Короче, хоть ты и профессор, а ума житейского в тебе не шибко! Накажем журналисту нашему, чтобы все отпечатал правильно, по-человечьи. Чтоб никого наша правда-матка не оскорбила или в кураж какой не ввела! Ясно ли сказываю, Сергеич?

– Сомневаюсь я, Егор Алексеевич…

– В ком? В Жорке-журналисте? Пустое! А коль не справится, так мы ему враз растолкуем…

И вот тогда сам увидишь, профессор ты наш, какая она прекрасная и удивительная… эта писательская судьба! Жизнь и судьба творческих людей!

– Таких, как… мы с вами?

– Да, Сергеич! И при всем при том – членов нашей больничной «А. М. Лиги», разумеется!

– Будем считать, что вы меня успокоили, Егор Алексеевич! Но… почивать на лаврах будущего не в нашем стиле, дружище!
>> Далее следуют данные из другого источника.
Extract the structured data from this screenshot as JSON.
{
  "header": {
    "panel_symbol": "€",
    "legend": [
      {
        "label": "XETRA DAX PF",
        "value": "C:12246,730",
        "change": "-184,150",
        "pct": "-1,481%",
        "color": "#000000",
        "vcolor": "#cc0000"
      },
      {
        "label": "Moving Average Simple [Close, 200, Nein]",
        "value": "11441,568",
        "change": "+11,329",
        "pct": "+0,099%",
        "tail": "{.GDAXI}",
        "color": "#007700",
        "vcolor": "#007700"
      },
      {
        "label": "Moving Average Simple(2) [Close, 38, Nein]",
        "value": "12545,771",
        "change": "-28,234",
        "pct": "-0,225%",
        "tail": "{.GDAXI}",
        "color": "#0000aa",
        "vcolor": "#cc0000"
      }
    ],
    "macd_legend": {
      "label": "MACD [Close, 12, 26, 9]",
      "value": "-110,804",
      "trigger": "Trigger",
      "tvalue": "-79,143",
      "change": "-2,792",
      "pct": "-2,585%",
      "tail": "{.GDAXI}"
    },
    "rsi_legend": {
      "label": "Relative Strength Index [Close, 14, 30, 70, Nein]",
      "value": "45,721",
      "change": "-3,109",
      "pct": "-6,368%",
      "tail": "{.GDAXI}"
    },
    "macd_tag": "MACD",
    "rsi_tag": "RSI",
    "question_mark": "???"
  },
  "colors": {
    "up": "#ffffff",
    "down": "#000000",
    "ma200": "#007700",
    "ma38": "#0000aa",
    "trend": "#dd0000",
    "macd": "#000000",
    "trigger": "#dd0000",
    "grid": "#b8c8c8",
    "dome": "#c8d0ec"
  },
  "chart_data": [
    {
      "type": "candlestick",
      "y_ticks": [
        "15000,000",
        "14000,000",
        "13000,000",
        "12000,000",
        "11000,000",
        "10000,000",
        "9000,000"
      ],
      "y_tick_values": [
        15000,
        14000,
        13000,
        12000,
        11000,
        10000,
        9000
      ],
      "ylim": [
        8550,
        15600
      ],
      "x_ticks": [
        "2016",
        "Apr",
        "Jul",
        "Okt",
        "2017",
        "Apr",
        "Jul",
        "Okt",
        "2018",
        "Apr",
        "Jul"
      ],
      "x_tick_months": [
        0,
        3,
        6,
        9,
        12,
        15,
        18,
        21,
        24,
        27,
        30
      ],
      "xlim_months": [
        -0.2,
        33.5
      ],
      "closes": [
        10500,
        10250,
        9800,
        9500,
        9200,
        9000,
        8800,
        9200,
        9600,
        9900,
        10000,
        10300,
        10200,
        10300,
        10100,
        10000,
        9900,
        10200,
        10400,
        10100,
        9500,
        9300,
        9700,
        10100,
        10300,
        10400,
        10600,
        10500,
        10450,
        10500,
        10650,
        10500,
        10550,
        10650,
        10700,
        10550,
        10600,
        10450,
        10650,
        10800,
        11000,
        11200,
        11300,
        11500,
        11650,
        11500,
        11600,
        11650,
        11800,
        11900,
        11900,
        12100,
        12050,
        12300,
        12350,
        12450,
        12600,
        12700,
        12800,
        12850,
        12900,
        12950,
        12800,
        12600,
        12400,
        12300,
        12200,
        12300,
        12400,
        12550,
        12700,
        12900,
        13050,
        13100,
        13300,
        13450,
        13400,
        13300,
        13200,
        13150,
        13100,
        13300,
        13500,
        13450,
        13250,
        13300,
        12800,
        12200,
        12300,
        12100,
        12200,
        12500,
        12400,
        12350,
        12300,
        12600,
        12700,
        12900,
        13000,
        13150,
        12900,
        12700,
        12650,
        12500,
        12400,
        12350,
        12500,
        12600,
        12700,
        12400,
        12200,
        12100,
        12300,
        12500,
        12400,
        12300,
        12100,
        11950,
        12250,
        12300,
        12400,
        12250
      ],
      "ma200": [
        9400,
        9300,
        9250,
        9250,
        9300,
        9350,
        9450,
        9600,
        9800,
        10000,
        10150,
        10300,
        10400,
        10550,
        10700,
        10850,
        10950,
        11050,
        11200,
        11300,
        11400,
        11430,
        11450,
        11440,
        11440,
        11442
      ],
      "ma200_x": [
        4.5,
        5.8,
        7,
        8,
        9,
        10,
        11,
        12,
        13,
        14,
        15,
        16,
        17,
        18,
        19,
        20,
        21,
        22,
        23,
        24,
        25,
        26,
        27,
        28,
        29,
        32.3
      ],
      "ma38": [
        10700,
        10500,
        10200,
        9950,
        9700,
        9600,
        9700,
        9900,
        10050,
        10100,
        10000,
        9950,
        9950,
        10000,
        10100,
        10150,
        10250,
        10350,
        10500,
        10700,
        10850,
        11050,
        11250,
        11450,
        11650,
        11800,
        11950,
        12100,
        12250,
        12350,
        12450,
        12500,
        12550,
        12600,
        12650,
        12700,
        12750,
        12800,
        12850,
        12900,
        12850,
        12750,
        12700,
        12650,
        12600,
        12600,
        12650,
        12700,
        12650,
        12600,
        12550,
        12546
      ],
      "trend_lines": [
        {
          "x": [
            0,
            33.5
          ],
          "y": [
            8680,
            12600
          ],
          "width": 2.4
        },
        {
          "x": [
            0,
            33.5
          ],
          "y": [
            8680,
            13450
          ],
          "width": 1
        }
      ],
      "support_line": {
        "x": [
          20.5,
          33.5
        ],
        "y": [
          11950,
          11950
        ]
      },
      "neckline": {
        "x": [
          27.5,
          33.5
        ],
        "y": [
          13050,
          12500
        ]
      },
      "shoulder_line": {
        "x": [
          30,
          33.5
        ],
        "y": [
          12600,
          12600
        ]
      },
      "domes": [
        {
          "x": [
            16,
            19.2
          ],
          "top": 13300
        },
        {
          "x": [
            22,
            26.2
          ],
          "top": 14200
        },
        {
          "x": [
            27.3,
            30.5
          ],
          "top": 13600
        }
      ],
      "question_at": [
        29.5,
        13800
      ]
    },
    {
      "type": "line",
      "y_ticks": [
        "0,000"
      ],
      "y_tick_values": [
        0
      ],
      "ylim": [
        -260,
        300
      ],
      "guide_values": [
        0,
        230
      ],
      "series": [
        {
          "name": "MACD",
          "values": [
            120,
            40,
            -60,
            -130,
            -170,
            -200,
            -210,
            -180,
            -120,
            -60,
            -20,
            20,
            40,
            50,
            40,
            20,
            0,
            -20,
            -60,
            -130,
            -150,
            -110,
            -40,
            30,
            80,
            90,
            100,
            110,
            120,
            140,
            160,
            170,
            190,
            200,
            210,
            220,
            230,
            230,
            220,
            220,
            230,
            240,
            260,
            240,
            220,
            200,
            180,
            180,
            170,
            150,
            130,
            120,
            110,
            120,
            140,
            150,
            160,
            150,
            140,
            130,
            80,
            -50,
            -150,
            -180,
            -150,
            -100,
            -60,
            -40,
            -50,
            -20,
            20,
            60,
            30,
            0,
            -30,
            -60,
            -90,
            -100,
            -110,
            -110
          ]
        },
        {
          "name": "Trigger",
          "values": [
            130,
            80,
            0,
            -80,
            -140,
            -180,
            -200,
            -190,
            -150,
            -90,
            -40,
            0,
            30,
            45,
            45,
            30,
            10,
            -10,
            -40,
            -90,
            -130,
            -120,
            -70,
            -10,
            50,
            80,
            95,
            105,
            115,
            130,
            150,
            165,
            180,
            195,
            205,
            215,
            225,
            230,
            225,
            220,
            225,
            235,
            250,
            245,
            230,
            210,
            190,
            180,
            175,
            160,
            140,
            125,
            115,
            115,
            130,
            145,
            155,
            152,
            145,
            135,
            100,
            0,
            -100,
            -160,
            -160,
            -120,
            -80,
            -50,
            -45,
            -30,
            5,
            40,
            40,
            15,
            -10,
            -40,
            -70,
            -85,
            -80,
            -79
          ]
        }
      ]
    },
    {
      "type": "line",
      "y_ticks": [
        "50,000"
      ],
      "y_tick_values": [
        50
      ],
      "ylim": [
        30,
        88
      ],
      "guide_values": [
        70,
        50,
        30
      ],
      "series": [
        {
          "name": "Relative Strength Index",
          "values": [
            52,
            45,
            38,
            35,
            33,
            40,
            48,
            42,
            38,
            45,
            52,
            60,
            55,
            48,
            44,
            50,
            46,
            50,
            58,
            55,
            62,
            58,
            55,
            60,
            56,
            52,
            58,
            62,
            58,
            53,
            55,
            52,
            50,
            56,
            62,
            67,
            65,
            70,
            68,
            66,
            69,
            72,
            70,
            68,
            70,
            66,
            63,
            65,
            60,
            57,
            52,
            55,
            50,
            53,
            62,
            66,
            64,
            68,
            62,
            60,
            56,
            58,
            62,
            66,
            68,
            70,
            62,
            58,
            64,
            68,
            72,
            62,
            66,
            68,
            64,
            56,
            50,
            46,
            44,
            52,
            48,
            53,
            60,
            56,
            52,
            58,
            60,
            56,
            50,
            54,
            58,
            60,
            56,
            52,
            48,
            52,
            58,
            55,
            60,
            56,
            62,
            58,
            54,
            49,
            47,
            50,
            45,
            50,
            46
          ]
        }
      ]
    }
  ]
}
За работу, коллега! За работу!

Часть первая

«Il Diavolo sta nei dettagli»

(Дьявол скрыт в «мелочах»)

Пилат прогнал эту мысль, и она улетела в одно мгновение, как и прилетела. Она улетела, а тоска осталась необъясненной, ибо не могла же ее объяснить мелькнувшая как молния и тут же погасшая какая-то короткая другая мысль: «Бессмертие… пришло бессмертие…» Чье бессмертие пришло? Этого не понял прокуратор, но мысль об этом загадочном бессмертии заставила его похолодеть на солнцепеке.

– Хорошо, – сказал Пилат, – да будет так.

Глава

Справедливые упреки (через две недели после печати сборника)

– Признаться честно, профессор, именно такой негативной реакции на нашу книгу я и ожидал от Егорши! Но вы?! Вы-то, кажется, должны бы согласиться со мной в том, что печатать тексты рабочей стенограммы «А. М. Лиги», записанные рукой нашего поэта Вани Бессонова это… это, простите – нонсенс! Во-первых: это было бы никому не понятно!

– А у тебя там сейчас все понятно, как божий день?! Не оправдывайся, Жорик! Скажи уж прямо, что хотел прославиться за счет нашего больничного коллектива? И вообще, написано все занудно как-то! Сергеича-профессора (!) каким-то чудиком-пенсионером выставил. Меня – полоумным да дурным! А где тобой отражены в этой «поэме» наши творческие баталии в пылу жарких философических споров?! Короче, пресноватым у тебя литературный рассол получился. Я тебе это как профессионал говорю! Умей, значит, Жорж, признавать свои ошибки, инженер… человеческих душ!

– Егор Алексеевич, а в чем, собственно, моя вина, ну скажи же, наконец? Мне пришлось пойти на такую творческую компиляцию текстов только с целью…

– С целью себя показать! Дескать, смотрите, эко я какой ловкий да сметливый на фоне… «шизиков»! Ведь ты нас еще и «шизиками» окрестил, коллаборационист!

– Ну, это-то здесь при чем? Почему я стал еще и коллаборационистом, по-вашему?

– А шут тебя знает, кто ты есть после этого? Одно слово – индивидуалист без коллективной жилки! Ну, точно, как этот… Матвей Левин: сам за нас додумываешь и сам же дописываешь!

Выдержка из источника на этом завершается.